На диване сидела Ляля Слободинская и рядом с ней незнакомая девушка в нарядном пушистом джемпере.
Смущенная неожиданным появлением хозяев квартиры, Ляля залепетала:
— Знакомьтесь, пожалуйста! Это моя подруга, Тамара. Мы в институте вместе учились, а сейчас вместе работаем в редакции… Анна Семеновна уже спит. А нам хотелось немножко повеселиться, мы и пришли в вашу квартиру. Вы не сердитесь, Николай Николаевич?
— Пожалуйста, — вежливо ответил Киреев. Тамара внимательно посмотрела на него и чуть скривила не то в улыбке, не то в усмешке свои ярко намазанные «модной» лиловой краской губы.
Николаю Николаевичу было неприятно, что дочка Слободинского так и осталась в Москве. Но отправить ее самолетом не удалось, ехать поездом она не решалась.
— Лучше я еще немножечко подожду. Авось, на мое счастье, самолет все-таки полетит туда, к нашим. Поездом ехать долго и страшно, — упорно твердила Ляля. Все попытки уговорить ее оказались напрасными.
«В конце концов эта Ляля — взрослый человек, даже замужем успела побывать. Я сделал все, что от меня зависит… Не насильно же отправлять ее к родителям», — рассердился Николай Николаевич.
Ляля уже давно решила не уезжать из Москвы. Зачем? Устроилась она совсем неплохо, ее временно приютила Анна Семеновна. Ляле спокойно жилось с этой доброй, заботливой женщиной, взявшей на себя все хозяйственные хлопоты. Постепенно она стала прежней Лялей — беспечной, кокетливой, и все больше и больше привлекала подполковника Соколова. Когда Юрий Петрович бывал в Москве, а случалось это не так уже часто, он почти все свободные вечера проводил в обществе Ляли. Вместе они бывали в театре, в кино. Соколов любовался тоненькой фигуркой девушки, ее золотистыми локонами, светло-голубыми глазами.

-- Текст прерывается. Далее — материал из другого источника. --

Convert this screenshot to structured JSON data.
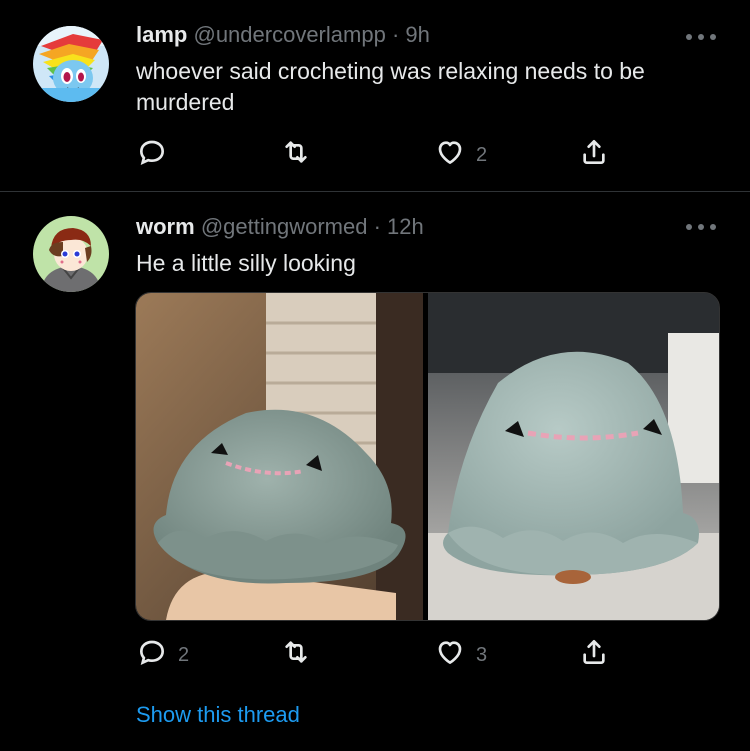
{
  "tweets": [
    {
      "name": "lamp",
      "handle": "@undercoverlampp",
      "dot": "·",
      "time": "9h",
      "text": "whoever said crocheting was relaxing needs to be murdered",
      "reply_count": "",
      "retweet_count": "",
      "like_count": "2"
    },
    {
      "name": "worm",
      "handle": "@gettingwormed",
      "dot": "·",
      "time": "12h",
      "text": "He a little silly looking",
      "reply_count": "2",
      "retweet_count": "",
      "like_count": "3",
      "show_thread": "Show this thread"
    }
  ],
  "colors": {
    "background": "#000000",
    "text": "#e7e9ea",
    "muted": "#71767b",
    "link": "#1d9bf0",
    "divider": "#2f3336"
  },
  "icons": [
    "reply-icon",
    "retweet-icon",
    "like-icon",
    "share-icon",
    "more-icon"
  ]
}
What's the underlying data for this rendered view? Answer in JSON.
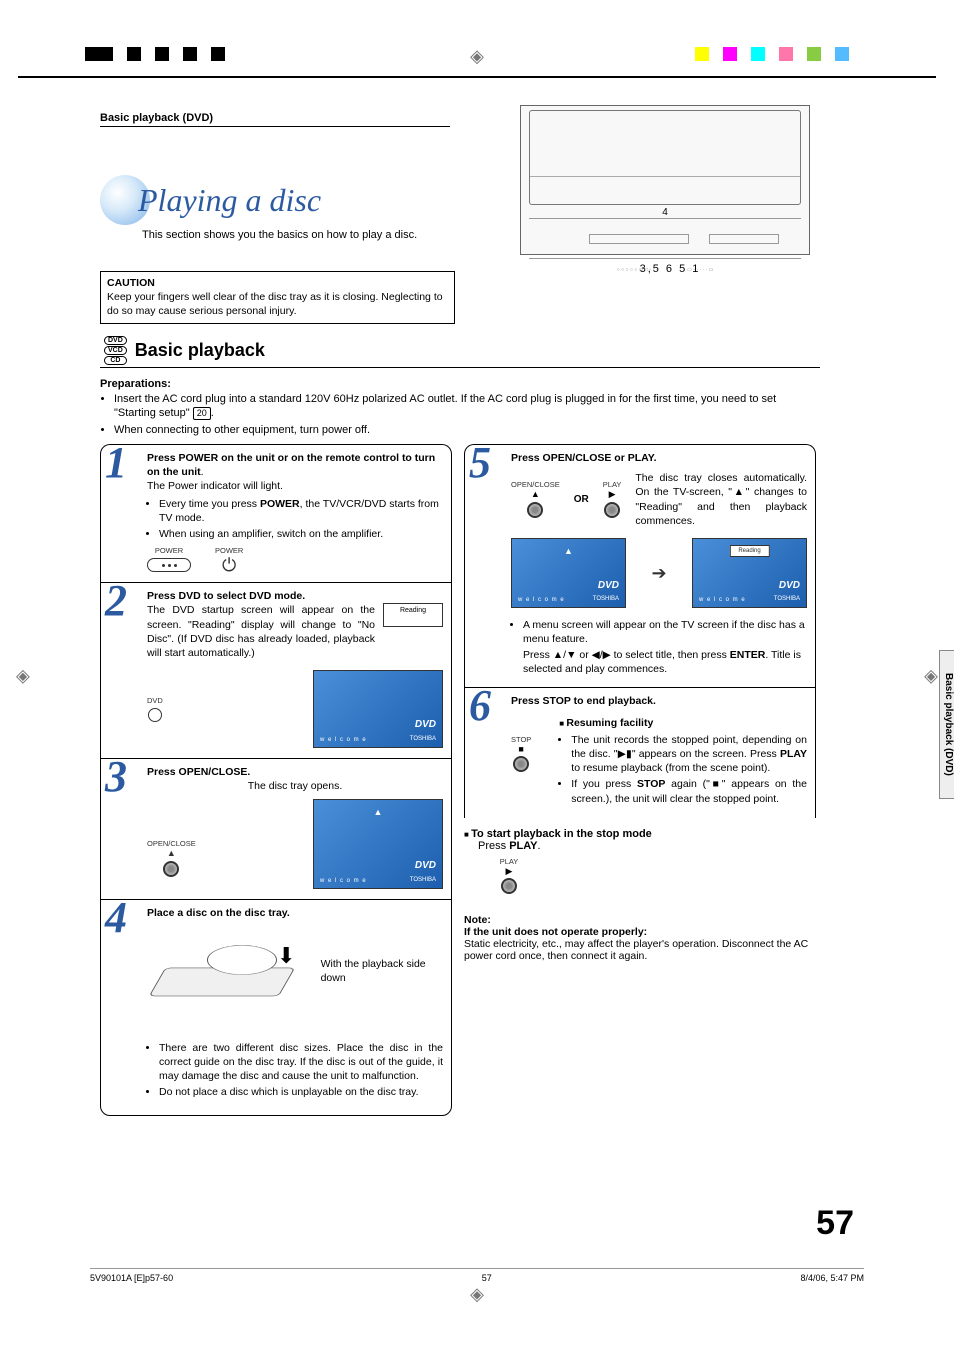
{
  "header": {
    "section": "Basic playback (DVD)"
  },
  "title": {
    "main": "Playing a disc",
    "sub": "This section shows you the basics on how to play a disc."
  },
  "device_callouts": {
    "top": "4",
    "bottom": "3,5   6 5   1"
  },
  "caution": {
    "heading": "CAUTION",
    "body": "Keep your fingers well clear of the disc tray as it is closing. Neglecting to do so may cause serious personal injury."
  },
  "basic": {
    "heading": "Basic playback"
  },
  "badges": [
    "DVD",
    "VCD",
    "CD"
  ],
  "prep": {
    "heading": "Preparations:",
    "p1a": "Insert the AC cord plug into a standard 120V 60Hz polarized AC outlet. If the AC cord plug is plugged in for the first time, you need to set \"Starting setup\" ",
    "p1ref": "20",
    "p1b": ".",
    "p2": "When connecting to other equipment, turn power off."
  },
  "steps": {
    "1": {
      "head": "Press POWER on the unit or on the remote control to turn on the unit",
      "line": "The Power indicator will light.",
      "b1a": "Every time you press ",
      "b1pow": "POWER",
      "b1b": ", the TV/VCR/DVD starts from TV mode.",
      "b2": "When using an amplifier, switch on the amplifier.",
      "lbl_unit": "POWER",
      "lbl_remote": "POWER"
    },
    "2": {
      "head": "Press DVD to select DVD mode.",
      "body": "The DVD startup screen will appear on the screen. \"Reading\" display will change to \"No Disc\". (If DVD disc has already loaded, playback will start automatically.)",
      "lbl_btn": "DVD",
      "reading": "Reading",
      "logo": "DVD",
      "brand": "TOSHIBA",
      "welcome": "w e l c o m e"
    },
    "3": {
      "head": "Press OPEN/CLOSE.",
      "line": "The disc tray opens.",
      "lbl_btn": "OPEN/CLOSE"
    },
    "4": {
      "head": "Place a disc on the disc tray.",
      "side": "With the playback side down",
      "b1": "There are two different disc sizes. Place the disc in the correct guide on the disc tray. If the disc is out of the guide, it may damage the disc and cause the unit to malfunction.",
      "b2": "Do not place a disc which is unplayable on the disc tray."
    },
    "5": {
      "head": "Press OPEN/CLOSE or PLAY.",
      "lbl_open": "OPEN/CLOSE",
      "lbl_play": "PLAY",
      "or": "OR",
      "body": "The disc tray closes automatically. On the TV-screen, \"▲\" changes to \"Reading\" and then playback commences.",
      "reading": "Reading",
      "m1": "A menu screen will appear on the TV screen if the disc has a menu feature.",
      "m2a": "Press ▲/▼ or ◀/▶ to select title, then press ",
      "m2enter": "ENTER",
      "m2b": ". Title is selected and play commences."
    },
    "6": {
      "head": "Press STOP to end playback.",
      "lbl_btn": "STOP",
      "resume_h": "Resuming facility",
      "r1a": "The unit records the stopped point, depending on the disc. \"▶▮\" appears on the screen. Press ",
      "r1play": "PLAY",
      "r1b": " to resume playback (from the scene point).",
      "r2a": "If you press ",
      "r2stop": "STOP",
      "r2b": " again (\"■\" appears on the screen.), the unit will clear the stopped point."
    },
    "restart": {
      "head": "To start playback in the stop mode",
      "body_a": "Press ",
      "body_play": "PLAY",
      "body_b": ".",
      "lbl_btn": "PLAY"
    }
  },
  "note": {
    "h": "Note:",
    "sub": "If the unit does not operate properly:",
    "body": "Static electricity, etc., may affect the player's operation. Disconnect the AC power cord once, then connect it again."
  },
  "side_tab": "Basic playback (DVD)",
  "page_number": "57",
  "footer": {
    "left": "5V90101A [E]p57-60",
    "center": "57",
    "right": "8/4/06, 5:47 PM"
  }
}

Красивый, мужественный летчик в свою очередь нравился Ляле, и она сначала даже считала себя немножко в него влюбленной.
«Неплохо бы заполучить такого мужа, — подумала Ляля. — Он совсем из другого теста, чем мой Григорий Михайлович. Соколов добрый, внимательный, всему, что я ни скажу, верит. И материально выгоднее, чем быть женой какого-то чуть ли не рядового инженера. И как меня угораздило выйти замуж за Григория Михайловича, пожилой, некрасивый… Я-то была уверена, он на руках меня носить будет, все капризы исполнять. А он, старый дурак, вообразил, что буду с ним сидеть, а, может быть, еще и носки ему штопать».

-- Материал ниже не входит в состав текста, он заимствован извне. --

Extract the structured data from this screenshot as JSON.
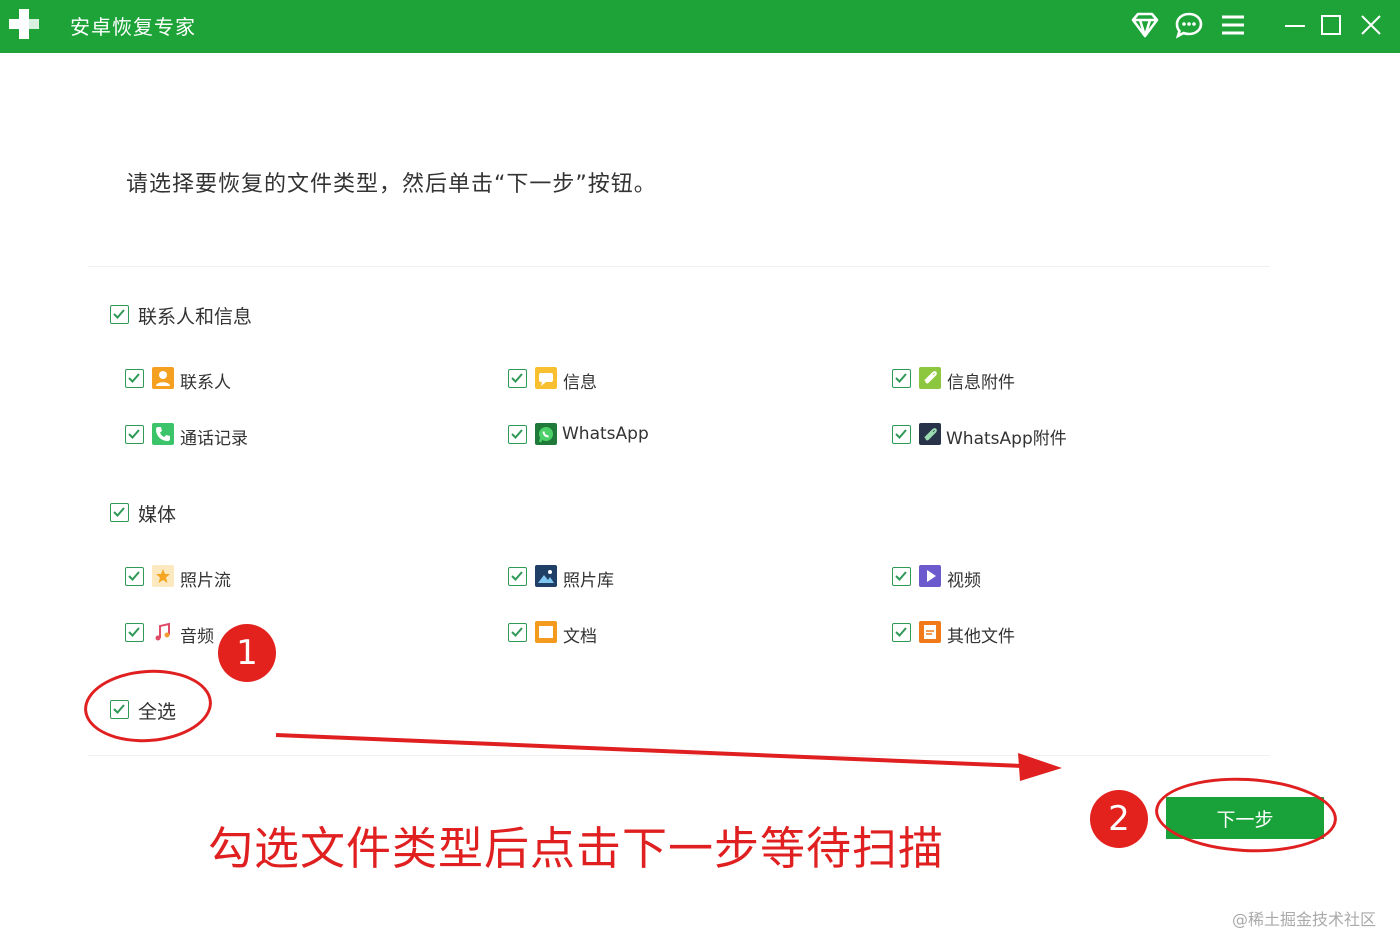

Ляля вспомнила: муж, вскоре после того как они зарегистрировались, попросил ее вежливо, но в категорической форме изменить образ жизни, прекратить почти ежедневные вечерние прогулки с шумной компанией, пикники, ужины в ресторанах.
— Ты замужняя женщина, — сказал он, — зачем окружать себя мальчишками, да еще с плохой репутацией уличных донжуанов. Ты меня делаешь посмешищем перед знакомыми и сослуживцами.

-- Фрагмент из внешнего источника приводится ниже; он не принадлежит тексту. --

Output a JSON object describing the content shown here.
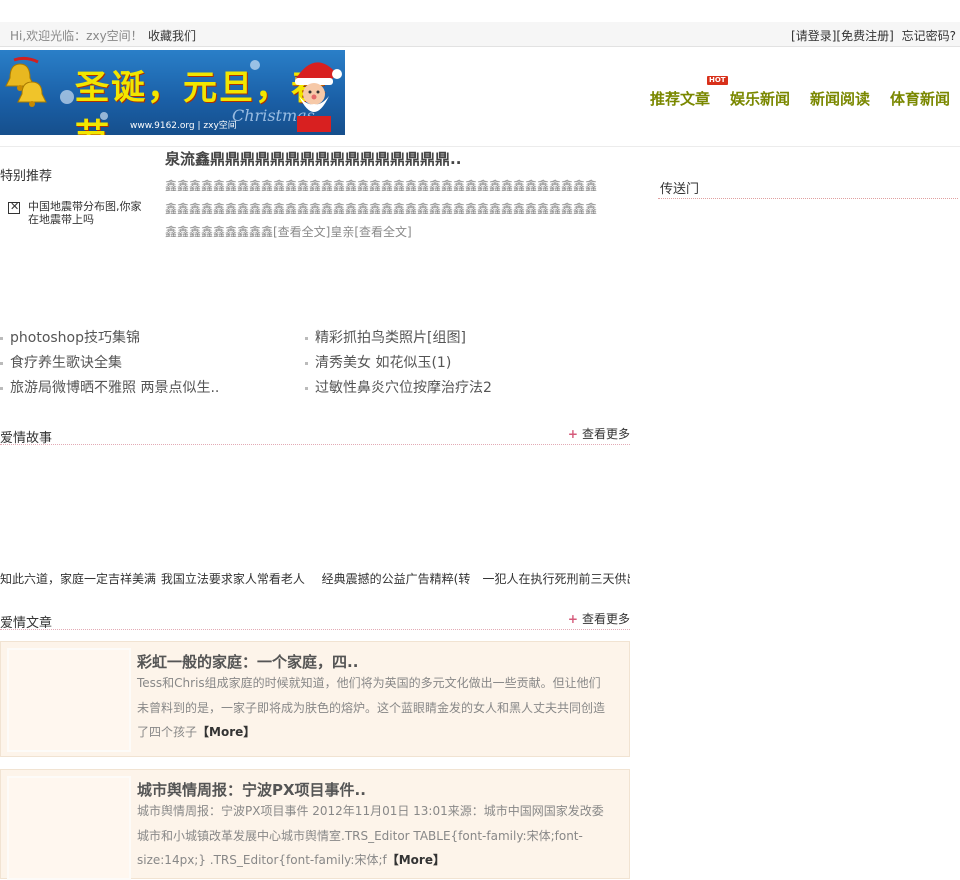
{
  "topbar": {
    "welcome": "Hi,欢迎光临：zxy空间！",
    "favorite": "收藏我们",
    "login": "[请登录]",
    "register": "[免费注册]",
    "forgot": "忘记密码?"
  },
  "banner": {
    "title": "圣诞，元旦，春节",
    "url": "www.9162.org | zxy空间",
    "script_text": "Christmas"
  },
  "nav": {
    "items": [
      "推荐文章",
      "娱乐新闻",
      "新闻阅读",
      "体育新闻"
    ],
    "hot_badge": "HOT"
  },
  "special": {
    "title": "特别推荐",
    "item": "中国地震带分布图,你家在地震带上吗"
  },
  "headline": {
    "title": "泉流鑫鼎鼎鼎鼎鼎鼎鼎鼎鼎鼎鼎鼎鼎鼎鼎鼎..",
    "line1": "鑫鑫鑫鑫鑫鑫鑫鑫鑫鑫鑫鑫鑫鑫鑫鑫鑫鑫鑫鑫鑫鑫鑫鑫鑫鑫鑫鑫鑫鑫鑫鑫鑫鑫鑫鑫",
    "line2": "鑫鑫鑫鑫鑫鑫鑫鑫鑫鑫鑫鑫鑫鑫鑫鑫鑫鑫鑫鑫鑫鑫鑫鑫鑫鑫鑫鑫鑫鑫鑫鑫鑫鑫鑫鑫",
    "line3": "鑫鑫鑫鑫鑫鑫鑫鑫鑫[查看全文]皇亲[查看全文]"
  },
  "sidebar": {
    "title": "传送门"
  },
  "links": {
    "left": [
      "photoshop技巧集锦",
      "食疗养生歌诀全集",
      "旅游局微博晒不雅照  两景点似生.."
    ],
    "right": [
      "精彩抓拍鸟类照片[组图]",
      "清秀美女  如花似玉(1)",
      "过敏性鼻炎穴位按摩治疗法2"
    ]
  },
  "love_story": {
    "title": "爱情故事",
    "more": "查看更多",
    "strip": [
      "知此六道，家庭一定吉祥美满",
      "我国立法要求家人常看老人",
      "经典震撼的公益广告精粹(转",
      "一犯人在执行死刑前三天供出"
    ]
  },
  "love_articles": {
    "title": "爱情文章",
    "more": "查看更多",
    "cards": [
      {
        "title": "彩虹一般的家庭：一个家庭，四..",
        "desc": "Tess和Chris组成家庭的时候就知道，他们将为英国的多元文化做出一些贡献。但让他们未曾料到的是，一家子即将成为肤色的熔炉。这个蓝眼睛金发的女人和黑人丈夫共同创造了四个孩子",
        "more": "【More】"
      },
      {
        "title": "城市舆情周报：宁波PX项目事件..",
        "desc": "城市舆情周报：宁波PX项目事件 2012年11月01日 13:01来源：城市中国网国家发改委城市和小城镇改革发展中心城市舆情室.TRS_Editor TABLE{font-family:宋体;font-size:14px;} .TRS_Editor{font-family:宋体;f",
        "more": "【More】"
      }
    ]
  }
}
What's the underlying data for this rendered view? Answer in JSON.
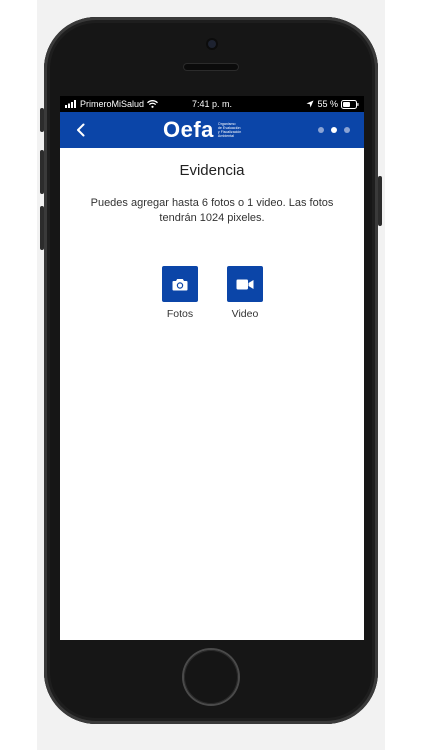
{
  "status": {
    "carrier": "PrimeroMiSalud",
    "time": "7:41 p. m.",
    "battery": "55 %"
  },
  "header": {
    "logo_text": "Oefa",
    "logo_subtitle": [
      "Organismo",
      "de Evaluación",
      "y Fiscalización",
      "Ambiental"
    ],
    "page_count": 3,
    "active_page": 2
  },
  "main": {
    "title": "Evidencia",
    "description": "Puedes agregar hasta 6 fotos o 1 video. Las fotos tendrán 1024 pixeles.",
    "options": [
      {
        "label": "Fotos",
        "icon": "camera-icon"
      },
      {
        "label": "Video",
        "icon": "video-camera-icon"
      }
    ]
  },
  "colors": {
    "brand_blue": "#0b45a8",
    "status_bar": "#000000",
    "background": "#ffffff"
  }
}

Ляля ответила с видом оскорбленной королевы:
— Как вы смеете делать мне какие-то замечания?! Так-то вы платите мне за мою молодость, красоту! Что я вообще от вас хорошего видела? Четыре отреза, часики и одно колечко… Подумаешь! Очень мне нужны эти нищенские подарки…
— Причем тут подарки? — удивился Григорий Михайлович.
— Все причем, — сердито буркнула Ляля. — Я вовсе не намерена скучать дома, не для этого я выходила замуж.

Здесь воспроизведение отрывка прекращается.